Она поняла его намерение и не дрогнула. К этому времени она уже убедилась, что О'Риан жив и, вероятно, не умрет — и смотрела на победителя своими большими сверкавшими глазами.
— Значит, ты этого добивался, — медленно произнесла она. — Б'Сар говорил мне, что ты просто вор! Ты приехал за шкурками, и все остальное было ложью. Ну, что ж укради их! Вот я здесь, беспомощная. Возьми, что тебе нужно, и возвращайся туда, откуда ты пришел, и расскажи, что ты завоевал райскую птицу — ты, скверный, скверный белый человек.
Так она стояла, уверенная, что может померяться с ним. Прижавшись к его груди, в порыве бесстрашного презрения, она схватила его руками и трясла в припадке гнева.
И Эндрью Харбен отступил от нее, подавленный. Эндрью Харбен, знававший многих, самых различных женщин, чувствовал себя посрамленным и приниженным.

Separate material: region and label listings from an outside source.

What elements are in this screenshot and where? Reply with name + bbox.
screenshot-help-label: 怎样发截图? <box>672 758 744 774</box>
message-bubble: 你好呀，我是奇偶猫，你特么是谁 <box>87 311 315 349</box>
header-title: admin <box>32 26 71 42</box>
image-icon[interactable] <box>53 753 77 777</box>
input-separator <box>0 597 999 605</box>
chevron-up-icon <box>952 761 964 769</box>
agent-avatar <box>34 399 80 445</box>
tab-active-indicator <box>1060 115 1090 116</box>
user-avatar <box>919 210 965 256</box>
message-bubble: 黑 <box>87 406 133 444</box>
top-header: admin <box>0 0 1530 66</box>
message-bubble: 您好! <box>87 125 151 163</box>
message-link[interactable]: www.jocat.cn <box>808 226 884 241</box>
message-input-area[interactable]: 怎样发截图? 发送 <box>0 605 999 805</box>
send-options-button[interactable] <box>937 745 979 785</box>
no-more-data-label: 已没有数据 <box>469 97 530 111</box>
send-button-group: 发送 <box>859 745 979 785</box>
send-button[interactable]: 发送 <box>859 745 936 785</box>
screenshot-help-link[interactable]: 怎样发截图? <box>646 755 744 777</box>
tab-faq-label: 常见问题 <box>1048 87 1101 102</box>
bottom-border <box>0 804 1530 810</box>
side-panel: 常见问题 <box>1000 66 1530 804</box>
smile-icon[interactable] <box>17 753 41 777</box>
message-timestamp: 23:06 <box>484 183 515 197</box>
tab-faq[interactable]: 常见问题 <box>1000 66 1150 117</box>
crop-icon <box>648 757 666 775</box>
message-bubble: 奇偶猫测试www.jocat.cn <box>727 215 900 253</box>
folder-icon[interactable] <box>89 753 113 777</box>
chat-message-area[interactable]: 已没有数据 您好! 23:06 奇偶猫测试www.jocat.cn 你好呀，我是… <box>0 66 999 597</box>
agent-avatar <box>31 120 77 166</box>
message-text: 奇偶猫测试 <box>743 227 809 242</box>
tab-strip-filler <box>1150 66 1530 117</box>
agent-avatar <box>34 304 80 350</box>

Около месяца спустя, он снова причалил к древней гавани Тернате на Островах Пряностей. Теперь он ехал на запад в обратный путь. Голландец радостно приветствовал его.
— А, вы вернулись! — воскликнул он. — Ага, значит, вам удалось хоть спасти свою голову! Ну, как, узнали вы что-нибудь о райских птицах?
— Да! — торжественно ответил Эндрью Харбен. — Я знаю что райская птица самое редкостное и самое хитрое из всех живых существ.
— А! — прищурился полу-голландец. — Ну, а чему вы еще научились?
Эндрью Харбен сделал гримасу, вспомнив, чему он научился и что потерял: вспомнив горький момент за проливом Джилоло, когда он обнаружил, что судовой журнал «Веселого Друга» исчез из его кармана, что осторожными жестами и невероятной женской хитростью у него была похищена его гордость, возможность мести.
— Остальное, — сказал Эндрью Харбен, — оказалось волшебной сказкой.